Assim caminham Bolsonaro (‘O compromisso que assumimos com os brasileiros foi o de fazer um governo decente, com o país e com o nosso povo. E eu garanto que assim será’, a 1º. de janeiro de 2019), Rodrigo Duterte, presidente das Filipinas (‘Esqueçam as leis sobre direitos humanos. Se eu for eleito presidente, farei como quando fui prefeito: traficantes, ladrões armados e vadios, melhor sumirem, porque vou matá-los’, em um comício em 2016), e Recep Tayyip Erdogan, presidente da Turquia (‘Pela primeira vez na história desde os tempos otomanos, a Turquia fez uma escolha numa altura decisiva sem ser por força de um golpe militar, mas pela vontade da nossa nação’, a 10 de julho de 2018), por exemplo. Noruega, Polônia, Hungria, Áustria e Itália também estão sob o comando de líderes populistas de direita.

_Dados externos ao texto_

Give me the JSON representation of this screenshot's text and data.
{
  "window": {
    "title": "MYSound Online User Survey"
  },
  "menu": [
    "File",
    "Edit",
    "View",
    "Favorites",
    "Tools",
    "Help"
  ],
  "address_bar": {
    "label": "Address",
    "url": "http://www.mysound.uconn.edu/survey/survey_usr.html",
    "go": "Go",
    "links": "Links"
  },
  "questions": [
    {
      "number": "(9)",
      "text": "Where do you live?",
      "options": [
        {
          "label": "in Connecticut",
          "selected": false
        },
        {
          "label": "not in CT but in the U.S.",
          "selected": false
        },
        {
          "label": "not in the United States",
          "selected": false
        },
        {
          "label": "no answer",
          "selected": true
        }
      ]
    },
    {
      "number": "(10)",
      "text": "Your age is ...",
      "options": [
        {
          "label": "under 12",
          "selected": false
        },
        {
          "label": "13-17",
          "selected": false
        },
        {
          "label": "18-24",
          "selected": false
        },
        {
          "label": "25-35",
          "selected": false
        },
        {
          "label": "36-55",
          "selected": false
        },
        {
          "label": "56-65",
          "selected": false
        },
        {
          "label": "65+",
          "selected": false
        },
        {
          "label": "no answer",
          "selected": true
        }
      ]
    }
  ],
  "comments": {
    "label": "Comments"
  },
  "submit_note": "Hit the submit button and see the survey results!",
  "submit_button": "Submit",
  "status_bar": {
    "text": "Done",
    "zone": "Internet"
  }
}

Há quem diga que o populismo matou a retórica de outrora, aquela de Platão, voltada à persuasão por meio da instrução. Parece-me que os populistas de direita, em ascensão contínua no século XXI, subverteram-na: subtraíram a instrução da equação, multiplicaram o ethos, elevaram o pathos à enésima potência e reduziram o logos. O que houve foi um processo de vulgarização da ‘arte de falar bem’, por meio da qual Platão convencia demos (o povo), devidamente informado, a participar das decisões na democracia ateniense. Fala-se mal, mas com afinco; não se informa, não se instrui, não se participa – o povo ouve, acena, consente e, inflamado, tende a esquecer que a política vai muito além dos discursos.